Pourquoi donc aborder une logique de dossier partagé de façon centralisée, unitaire et globalisante ? Les approches architecturales mises en oeuvre depuis que le Web existe ont montré un foisonnement et une grande richesse qui aident à renouveler l’organisation et la gouvernance des sociétés vers une plus grande flexibilité, une plus grande efficacité et des coûts moindres.
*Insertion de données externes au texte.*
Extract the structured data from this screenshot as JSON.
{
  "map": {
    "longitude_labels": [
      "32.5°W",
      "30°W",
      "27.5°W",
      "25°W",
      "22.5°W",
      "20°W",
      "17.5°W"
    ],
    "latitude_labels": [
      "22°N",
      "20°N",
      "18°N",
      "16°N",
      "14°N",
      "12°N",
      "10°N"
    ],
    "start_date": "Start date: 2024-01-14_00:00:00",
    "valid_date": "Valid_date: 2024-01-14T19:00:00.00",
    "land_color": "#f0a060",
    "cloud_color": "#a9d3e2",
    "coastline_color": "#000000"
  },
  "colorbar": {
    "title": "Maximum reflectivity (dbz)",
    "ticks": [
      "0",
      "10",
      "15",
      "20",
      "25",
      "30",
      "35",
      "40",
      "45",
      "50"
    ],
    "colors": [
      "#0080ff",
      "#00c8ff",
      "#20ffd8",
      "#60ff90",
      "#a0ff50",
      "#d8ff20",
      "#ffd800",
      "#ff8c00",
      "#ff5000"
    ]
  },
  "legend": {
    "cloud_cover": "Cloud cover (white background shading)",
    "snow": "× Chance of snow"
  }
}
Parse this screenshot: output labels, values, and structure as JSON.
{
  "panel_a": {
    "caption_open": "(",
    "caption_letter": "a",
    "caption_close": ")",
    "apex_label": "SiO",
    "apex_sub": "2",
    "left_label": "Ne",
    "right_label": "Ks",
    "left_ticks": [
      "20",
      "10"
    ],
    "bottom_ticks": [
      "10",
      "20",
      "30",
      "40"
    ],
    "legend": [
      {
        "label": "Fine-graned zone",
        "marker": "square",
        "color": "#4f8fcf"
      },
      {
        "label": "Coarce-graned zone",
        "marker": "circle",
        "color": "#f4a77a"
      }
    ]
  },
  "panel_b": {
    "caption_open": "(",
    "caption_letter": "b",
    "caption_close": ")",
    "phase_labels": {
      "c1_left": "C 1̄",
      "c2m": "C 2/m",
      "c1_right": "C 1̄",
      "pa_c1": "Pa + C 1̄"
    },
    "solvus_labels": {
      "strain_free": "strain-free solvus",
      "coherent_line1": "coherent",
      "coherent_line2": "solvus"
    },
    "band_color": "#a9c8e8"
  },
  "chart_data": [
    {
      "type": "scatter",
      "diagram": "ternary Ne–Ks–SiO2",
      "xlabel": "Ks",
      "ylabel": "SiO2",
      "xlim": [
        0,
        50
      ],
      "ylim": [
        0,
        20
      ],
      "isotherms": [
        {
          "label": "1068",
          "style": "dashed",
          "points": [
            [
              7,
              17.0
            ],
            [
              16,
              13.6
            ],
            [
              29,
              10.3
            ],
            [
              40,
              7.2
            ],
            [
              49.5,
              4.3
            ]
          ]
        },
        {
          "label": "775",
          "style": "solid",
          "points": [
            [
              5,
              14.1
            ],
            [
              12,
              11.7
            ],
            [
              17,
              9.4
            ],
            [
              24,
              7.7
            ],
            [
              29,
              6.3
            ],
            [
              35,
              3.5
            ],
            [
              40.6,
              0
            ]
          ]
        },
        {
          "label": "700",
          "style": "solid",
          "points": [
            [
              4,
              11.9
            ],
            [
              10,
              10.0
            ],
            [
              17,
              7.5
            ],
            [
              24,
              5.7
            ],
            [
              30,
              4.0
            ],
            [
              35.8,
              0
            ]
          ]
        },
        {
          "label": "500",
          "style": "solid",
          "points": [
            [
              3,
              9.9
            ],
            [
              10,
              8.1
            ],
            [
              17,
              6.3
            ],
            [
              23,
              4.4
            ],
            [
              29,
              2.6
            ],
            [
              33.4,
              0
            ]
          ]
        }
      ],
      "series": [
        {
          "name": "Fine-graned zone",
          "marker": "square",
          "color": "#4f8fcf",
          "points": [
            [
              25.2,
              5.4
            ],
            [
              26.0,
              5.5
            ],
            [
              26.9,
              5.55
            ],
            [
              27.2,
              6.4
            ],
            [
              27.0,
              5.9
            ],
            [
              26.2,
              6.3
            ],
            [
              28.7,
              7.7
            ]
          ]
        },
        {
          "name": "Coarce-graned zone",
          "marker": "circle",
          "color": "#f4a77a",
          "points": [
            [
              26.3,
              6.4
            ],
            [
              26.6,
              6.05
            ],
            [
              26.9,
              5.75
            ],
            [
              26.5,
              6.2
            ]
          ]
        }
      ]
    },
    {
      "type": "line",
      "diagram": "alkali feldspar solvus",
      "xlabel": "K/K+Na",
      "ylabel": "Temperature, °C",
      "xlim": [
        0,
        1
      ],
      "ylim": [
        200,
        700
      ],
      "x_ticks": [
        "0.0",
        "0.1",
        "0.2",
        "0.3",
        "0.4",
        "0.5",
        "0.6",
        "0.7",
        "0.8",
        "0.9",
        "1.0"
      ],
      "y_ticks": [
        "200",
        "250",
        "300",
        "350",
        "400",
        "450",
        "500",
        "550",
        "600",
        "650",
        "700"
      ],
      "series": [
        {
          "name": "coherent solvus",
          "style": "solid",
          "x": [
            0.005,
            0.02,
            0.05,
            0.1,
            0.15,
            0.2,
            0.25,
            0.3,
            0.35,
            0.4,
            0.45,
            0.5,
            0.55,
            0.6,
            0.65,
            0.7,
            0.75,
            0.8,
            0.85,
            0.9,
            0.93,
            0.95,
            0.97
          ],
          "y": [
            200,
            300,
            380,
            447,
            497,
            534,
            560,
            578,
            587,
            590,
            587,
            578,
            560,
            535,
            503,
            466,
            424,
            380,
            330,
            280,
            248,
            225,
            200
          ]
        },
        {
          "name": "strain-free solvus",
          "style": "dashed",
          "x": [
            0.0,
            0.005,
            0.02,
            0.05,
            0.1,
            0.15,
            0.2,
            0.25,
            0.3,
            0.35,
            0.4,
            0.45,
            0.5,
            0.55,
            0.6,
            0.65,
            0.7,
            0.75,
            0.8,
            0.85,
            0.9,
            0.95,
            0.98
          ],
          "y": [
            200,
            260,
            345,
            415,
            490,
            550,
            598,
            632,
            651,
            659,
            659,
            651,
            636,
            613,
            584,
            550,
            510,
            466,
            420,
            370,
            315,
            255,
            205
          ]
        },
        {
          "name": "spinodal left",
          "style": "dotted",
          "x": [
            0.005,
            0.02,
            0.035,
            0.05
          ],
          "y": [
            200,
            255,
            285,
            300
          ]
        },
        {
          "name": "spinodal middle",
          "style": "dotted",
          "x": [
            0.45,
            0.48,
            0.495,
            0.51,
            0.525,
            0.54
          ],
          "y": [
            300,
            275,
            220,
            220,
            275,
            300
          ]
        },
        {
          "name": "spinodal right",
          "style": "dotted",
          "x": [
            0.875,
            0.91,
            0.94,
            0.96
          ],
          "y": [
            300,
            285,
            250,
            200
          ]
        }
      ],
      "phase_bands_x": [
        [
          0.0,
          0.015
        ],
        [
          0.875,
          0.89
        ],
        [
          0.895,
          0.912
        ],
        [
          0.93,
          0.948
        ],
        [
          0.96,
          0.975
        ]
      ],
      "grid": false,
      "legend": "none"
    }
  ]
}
Mais la sécurité et la confidentialité ne doivent en aucun cas être une excuse.

L’une des recommandations du rapport pour la relance du DMP est « de reconnaître le caractère volontaire – et donc légalement facultatif – de l’ouverture du DMP sur la base d’un consentement explicite et éclairé, [ce qui] devrait permettre en contrepartie de justifier un régime de consentement moins formaliste pour la gestion des habilitations données par le patient aux professionnels de santé ».  Ainsi, il n’y aura aucune sanction financière pour l’utilisation ou la non utilisation du DMP et il s’agit d’instaurer une traçabilité fiable et visible de tous les accès au dossier partagé, aussi bien pour les professionnels que pour les patients. Il faudra donc modifier la loi… Le DMP ne sera réellement adopté que si les usagers y voient un certain intérêt. Nous voici  donc revenu aux usages… et à la valeur ajoutée que le DMP offrira aux utilisateurs, patients et professionnels.  Mais pourquoi Facebook a-t-il donc connu un tel succès ?...

Une Journée de la relance du DMP

Le chapitre 7 du rapport énumère ensuite les conditions d’une relance rapide du déploiement du DMP basée sur une stratégie maîtrisée après concertation pour le lancement d’une phase pilote. Cette concertation se tiendra à l’occasion d’une « Journée de la relance du DMP » qui regroupera les acteurs impliqués à tous les niveaux dans ce projet et conduira à une feuille de route établie par la Ministre. Il est probable que cette journée se tiendra d’ici la fin du mois de mai. Nous laisserons à la Ministre le soin d’annoncer ses choix à cette occasion.